Он замер, напрягая слух. Где-то в глубине музея, среди тишины и капания воды, раздавался странный звук. Не голос, не шаги, а что-то похожее на царапанье, на скрежет металла по камню.
– Крысы? – предположил Денис, но сам не верил. Звук был слишком методичным, целенаправленным для грызунов.
– Или кто-то ещё, – Даша поправила рюкзак и нащупала рукоять пистолета. – Будем осторожны.
Они медленно двинулись на звук, обходя груды мусора и витрины. Денис шёл впереди с фонарём, Даша прикрывала спину. Шум становился отчётливее – теперь это был явно скрежет металла, словно кто-то открывал ржавую дверь или взламывал замок. А потом внезапно наступила тишина. Полная, абсолютная. Даже капли воды словно замерли.
– Там что-то есть, – прошептала Даша, указывая на тёмный проход. – И оно знает, что мы здесь.
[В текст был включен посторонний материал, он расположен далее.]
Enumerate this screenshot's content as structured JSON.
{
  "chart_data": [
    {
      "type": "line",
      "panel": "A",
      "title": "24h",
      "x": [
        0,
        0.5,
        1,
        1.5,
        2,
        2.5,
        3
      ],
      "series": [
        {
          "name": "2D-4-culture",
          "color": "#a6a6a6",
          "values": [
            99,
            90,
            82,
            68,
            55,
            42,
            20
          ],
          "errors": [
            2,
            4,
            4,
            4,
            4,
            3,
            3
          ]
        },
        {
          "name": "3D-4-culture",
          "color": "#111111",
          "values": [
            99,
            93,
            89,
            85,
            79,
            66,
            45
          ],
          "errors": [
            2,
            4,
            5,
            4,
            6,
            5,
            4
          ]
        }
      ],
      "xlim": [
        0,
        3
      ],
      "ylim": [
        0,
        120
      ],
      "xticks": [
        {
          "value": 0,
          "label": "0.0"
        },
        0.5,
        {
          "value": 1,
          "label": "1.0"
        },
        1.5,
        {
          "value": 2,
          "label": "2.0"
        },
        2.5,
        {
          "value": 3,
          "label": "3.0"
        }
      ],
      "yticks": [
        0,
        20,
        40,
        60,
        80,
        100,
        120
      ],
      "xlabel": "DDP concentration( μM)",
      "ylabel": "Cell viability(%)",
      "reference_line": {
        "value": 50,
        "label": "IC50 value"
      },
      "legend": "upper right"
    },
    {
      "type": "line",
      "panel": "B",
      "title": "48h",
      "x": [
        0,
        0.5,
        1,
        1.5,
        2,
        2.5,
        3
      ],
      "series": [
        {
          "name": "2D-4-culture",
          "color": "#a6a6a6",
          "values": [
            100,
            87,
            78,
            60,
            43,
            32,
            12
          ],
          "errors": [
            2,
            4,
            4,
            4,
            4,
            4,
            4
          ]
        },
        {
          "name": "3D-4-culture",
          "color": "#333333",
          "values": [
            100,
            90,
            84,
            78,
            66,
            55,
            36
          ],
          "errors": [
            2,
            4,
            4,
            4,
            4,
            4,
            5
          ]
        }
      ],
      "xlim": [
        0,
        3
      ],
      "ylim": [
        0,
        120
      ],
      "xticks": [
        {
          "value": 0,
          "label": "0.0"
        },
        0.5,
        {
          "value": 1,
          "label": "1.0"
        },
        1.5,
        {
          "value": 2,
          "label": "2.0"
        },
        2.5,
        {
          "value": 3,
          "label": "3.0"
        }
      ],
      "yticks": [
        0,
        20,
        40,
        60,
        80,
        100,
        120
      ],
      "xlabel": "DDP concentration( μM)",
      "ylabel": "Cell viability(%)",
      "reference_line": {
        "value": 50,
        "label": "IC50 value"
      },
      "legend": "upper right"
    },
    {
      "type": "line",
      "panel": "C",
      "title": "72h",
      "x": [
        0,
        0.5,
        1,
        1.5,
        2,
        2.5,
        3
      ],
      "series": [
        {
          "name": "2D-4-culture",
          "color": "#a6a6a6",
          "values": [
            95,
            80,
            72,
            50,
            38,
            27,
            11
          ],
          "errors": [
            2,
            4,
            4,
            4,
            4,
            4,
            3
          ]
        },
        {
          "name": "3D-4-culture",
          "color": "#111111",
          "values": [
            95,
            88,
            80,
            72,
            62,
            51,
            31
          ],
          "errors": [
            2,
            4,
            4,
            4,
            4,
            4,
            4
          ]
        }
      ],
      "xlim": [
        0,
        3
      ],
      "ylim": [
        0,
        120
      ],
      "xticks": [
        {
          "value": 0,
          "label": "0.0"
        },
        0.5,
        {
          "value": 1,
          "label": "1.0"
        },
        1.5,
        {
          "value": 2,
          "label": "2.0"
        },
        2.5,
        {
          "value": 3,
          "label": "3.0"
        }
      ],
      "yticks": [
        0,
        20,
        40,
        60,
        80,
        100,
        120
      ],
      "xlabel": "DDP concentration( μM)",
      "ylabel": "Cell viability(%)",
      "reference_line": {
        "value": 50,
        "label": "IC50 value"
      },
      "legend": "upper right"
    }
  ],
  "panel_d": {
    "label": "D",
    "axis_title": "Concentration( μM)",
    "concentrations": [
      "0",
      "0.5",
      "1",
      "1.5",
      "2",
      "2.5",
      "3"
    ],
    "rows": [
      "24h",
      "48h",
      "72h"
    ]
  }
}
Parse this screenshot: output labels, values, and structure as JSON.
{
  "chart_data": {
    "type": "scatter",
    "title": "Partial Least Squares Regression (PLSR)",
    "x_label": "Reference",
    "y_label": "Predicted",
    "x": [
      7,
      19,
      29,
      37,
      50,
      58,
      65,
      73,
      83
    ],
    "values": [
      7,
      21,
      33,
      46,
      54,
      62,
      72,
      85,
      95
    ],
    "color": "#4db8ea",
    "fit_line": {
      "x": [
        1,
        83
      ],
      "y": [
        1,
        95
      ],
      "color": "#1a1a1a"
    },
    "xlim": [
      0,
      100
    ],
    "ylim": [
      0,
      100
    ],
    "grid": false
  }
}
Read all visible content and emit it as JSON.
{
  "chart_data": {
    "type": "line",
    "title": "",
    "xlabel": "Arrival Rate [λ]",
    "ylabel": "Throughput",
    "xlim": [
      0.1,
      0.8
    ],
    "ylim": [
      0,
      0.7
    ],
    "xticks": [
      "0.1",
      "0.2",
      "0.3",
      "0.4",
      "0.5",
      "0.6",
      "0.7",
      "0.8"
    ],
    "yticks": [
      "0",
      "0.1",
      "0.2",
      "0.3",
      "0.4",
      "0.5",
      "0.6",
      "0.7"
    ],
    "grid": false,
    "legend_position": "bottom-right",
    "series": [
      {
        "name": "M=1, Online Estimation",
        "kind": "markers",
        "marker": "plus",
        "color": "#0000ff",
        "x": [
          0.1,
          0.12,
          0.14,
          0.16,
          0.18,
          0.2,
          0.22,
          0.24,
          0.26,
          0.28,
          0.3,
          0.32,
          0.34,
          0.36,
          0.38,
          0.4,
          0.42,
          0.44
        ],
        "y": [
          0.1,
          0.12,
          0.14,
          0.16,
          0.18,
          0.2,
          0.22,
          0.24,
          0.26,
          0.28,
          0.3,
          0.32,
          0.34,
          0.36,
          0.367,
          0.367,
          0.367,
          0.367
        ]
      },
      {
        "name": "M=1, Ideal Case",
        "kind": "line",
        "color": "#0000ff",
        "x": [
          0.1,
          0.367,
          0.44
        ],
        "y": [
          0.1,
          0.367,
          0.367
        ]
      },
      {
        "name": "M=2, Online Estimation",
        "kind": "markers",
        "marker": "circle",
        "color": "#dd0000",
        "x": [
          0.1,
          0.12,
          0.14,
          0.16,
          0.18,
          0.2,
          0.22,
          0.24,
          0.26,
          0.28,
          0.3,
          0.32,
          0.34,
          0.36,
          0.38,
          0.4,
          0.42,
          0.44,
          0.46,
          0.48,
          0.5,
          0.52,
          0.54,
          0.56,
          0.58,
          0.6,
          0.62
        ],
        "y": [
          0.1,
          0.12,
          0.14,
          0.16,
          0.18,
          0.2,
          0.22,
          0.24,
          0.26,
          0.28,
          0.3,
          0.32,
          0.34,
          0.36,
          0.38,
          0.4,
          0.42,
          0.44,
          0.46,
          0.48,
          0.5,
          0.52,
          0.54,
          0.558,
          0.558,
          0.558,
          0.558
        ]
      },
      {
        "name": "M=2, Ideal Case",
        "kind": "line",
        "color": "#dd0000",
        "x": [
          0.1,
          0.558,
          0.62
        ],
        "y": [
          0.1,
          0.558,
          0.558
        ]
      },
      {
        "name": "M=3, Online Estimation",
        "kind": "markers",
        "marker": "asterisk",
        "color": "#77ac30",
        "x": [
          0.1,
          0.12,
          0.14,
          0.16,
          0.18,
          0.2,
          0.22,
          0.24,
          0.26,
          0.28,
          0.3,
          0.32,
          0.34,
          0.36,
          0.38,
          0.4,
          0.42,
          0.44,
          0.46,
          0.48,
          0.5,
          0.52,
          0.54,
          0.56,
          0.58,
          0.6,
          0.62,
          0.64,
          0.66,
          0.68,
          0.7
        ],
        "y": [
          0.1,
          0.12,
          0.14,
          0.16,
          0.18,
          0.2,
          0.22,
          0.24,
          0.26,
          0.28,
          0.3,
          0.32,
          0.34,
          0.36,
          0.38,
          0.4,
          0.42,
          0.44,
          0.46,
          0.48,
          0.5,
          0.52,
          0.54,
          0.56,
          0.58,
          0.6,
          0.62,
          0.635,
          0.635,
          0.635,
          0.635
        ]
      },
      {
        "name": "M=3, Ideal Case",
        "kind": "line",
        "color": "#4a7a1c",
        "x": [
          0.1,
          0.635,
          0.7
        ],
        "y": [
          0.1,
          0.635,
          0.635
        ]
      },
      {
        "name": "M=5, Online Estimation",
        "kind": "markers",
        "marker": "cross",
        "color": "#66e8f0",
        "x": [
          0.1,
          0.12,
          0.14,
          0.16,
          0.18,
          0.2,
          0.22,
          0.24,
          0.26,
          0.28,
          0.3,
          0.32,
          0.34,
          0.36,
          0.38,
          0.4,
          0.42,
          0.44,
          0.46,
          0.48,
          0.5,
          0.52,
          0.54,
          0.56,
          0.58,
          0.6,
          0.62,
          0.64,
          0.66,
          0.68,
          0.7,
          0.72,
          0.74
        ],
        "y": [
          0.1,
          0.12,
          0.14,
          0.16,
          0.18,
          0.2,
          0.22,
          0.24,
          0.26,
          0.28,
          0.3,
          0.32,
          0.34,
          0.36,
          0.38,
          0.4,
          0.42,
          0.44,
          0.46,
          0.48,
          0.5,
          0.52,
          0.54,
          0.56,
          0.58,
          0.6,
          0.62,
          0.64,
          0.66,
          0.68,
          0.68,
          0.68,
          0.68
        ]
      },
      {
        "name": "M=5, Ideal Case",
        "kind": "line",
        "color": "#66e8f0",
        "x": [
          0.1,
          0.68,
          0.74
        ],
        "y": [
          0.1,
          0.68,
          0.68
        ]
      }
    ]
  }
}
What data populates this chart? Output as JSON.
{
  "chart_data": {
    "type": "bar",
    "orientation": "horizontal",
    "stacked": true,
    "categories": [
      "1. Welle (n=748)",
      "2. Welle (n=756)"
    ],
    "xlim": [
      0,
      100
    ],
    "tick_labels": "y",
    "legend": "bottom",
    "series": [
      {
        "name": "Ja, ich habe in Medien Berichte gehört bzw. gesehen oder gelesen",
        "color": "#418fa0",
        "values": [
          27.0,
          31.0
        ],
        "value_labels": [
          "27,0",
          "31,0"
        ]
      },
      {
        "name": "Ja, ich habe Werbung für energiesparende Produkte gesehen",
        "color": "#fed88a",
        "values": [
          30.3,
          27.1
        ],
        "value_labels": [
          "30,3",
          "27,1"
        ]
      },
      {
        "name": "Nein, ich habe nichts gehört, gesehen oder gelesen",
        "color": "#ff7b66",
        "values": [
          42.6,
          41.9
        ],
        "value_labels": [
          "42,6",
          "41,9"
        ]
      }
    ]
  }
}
Денис посветил в указанном направлении. Луч выхватил старую металлическую дверь с табличкой "Служебное помещение. Вход воспрещён". Дверь была приоткрыта на несколько сантиметров, оттуда доносился звук. Сейчас там стояла тишина, но Денис не сомневался – за дверью кто-то прятался. Кто-то, не желающий быть обнаруженным.
– За мной, – скомандовал он, перехватив пистолет из-под куртки. Даша кивнула, достав оружие.
Они медленно приблизились к двери, держась у разных стен коридора, чтобы не стать единой мишенью. Денис сделал знак, и Даша замерла, направив пистолет на проём. Он рывком распахнул дверь, выставив руку с фонарем.